[Info-vax] yet another sys$qiow question

Craig A. Berry craigberry at nospam.mac.com
Fri Aug 21 08:57:42 EDT 2015


On 8/21/15 7:19 AM, Johnny Billquist wrote:
> On 2015-08-21 14:07, David Froble wrote:

>> Thanks for validating Craig's statement.  You don't test the IOSB for
>> completion.  If you're doing async I/O, then you wait for the AST or
>> whatever to tell you it's complete.
>
> Are you saying that it is a poorly written program if it do not use ASTs???
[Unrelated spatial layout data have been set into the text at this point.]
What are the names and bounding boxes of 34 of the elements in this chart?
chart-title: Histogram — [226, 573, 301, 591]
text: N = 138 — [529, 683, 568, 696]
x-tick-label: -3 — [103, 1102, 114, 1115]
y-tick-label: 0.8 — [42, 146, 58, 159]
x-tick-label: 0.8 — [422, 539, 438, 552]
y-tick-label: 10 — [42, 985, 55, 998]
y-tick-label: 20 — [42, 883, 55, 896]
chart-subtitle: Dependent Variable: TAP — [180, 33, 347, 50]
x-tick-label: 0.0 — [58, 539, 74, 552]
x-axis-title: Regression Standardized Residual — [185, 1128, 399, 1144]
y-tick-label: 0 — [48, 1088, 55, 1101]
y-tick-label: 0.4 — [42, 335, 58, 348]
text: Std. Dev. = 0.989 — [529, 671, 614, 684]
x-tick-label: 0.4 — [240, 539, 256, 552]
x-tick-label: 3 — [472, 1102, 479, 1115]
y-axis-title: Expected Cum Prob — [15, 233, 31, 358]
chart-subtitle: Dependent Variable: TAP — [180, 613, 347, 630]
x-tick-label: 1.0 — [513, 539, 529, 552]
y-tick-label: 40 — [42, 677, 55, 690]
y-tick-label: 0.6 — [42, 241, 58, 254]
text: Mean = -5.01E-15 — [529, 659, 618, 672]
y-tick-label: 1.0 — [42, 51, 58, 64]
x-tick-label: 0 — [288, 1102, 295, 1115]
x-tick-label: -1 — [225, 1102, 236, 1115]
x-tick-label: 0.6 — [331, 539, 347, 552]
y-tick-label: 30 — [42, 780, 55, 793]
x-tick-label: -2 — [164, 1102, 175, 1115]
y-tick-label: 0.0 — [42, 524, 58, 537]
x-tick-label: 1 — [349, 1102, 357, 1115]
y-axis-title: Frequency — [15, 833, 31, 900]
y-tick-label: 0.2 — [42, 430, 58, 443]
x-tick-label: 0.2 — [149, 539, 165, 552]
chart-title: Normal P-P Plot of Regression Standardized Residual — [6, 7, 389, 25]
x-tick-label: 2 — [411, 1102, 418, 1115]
It's poorly written if it does not use a documented method to make sure
the I/O completes *before* reading the value of the IOSB, a point I have
made and you have ignored multiple times. ASTs are one of the documented
methods.

> My example code will wait on the event flag. And it will fail if you
> don't declare the iosb as volatile.

There is no event flag in your sample code, which consisted in its 
entirety of:

SYS$QIO(<arguments>);
if (iosb == 0) {
   <do some stuff>
   <wait for I/O completion>
   printf("IOSB is now %x\n", iosb);
}

Unless "wait for I/O completion" means wait for an event flag? If it
means SYS$SYNCH, then you'd be fine because that takes the address of
the IOSB and the compiler would know someone else might modify it. If it
is an event flag firing then yes, the printf might say iosb is zero even
though it changed in the meantime, but only because you checked its
value before ensuring that the I/O completed. Which is wrong, so don't
do that.

You've convinced me that you do understand how volatile works. Whether
you understand how to use SYS$QIO on VMS is more doubtful.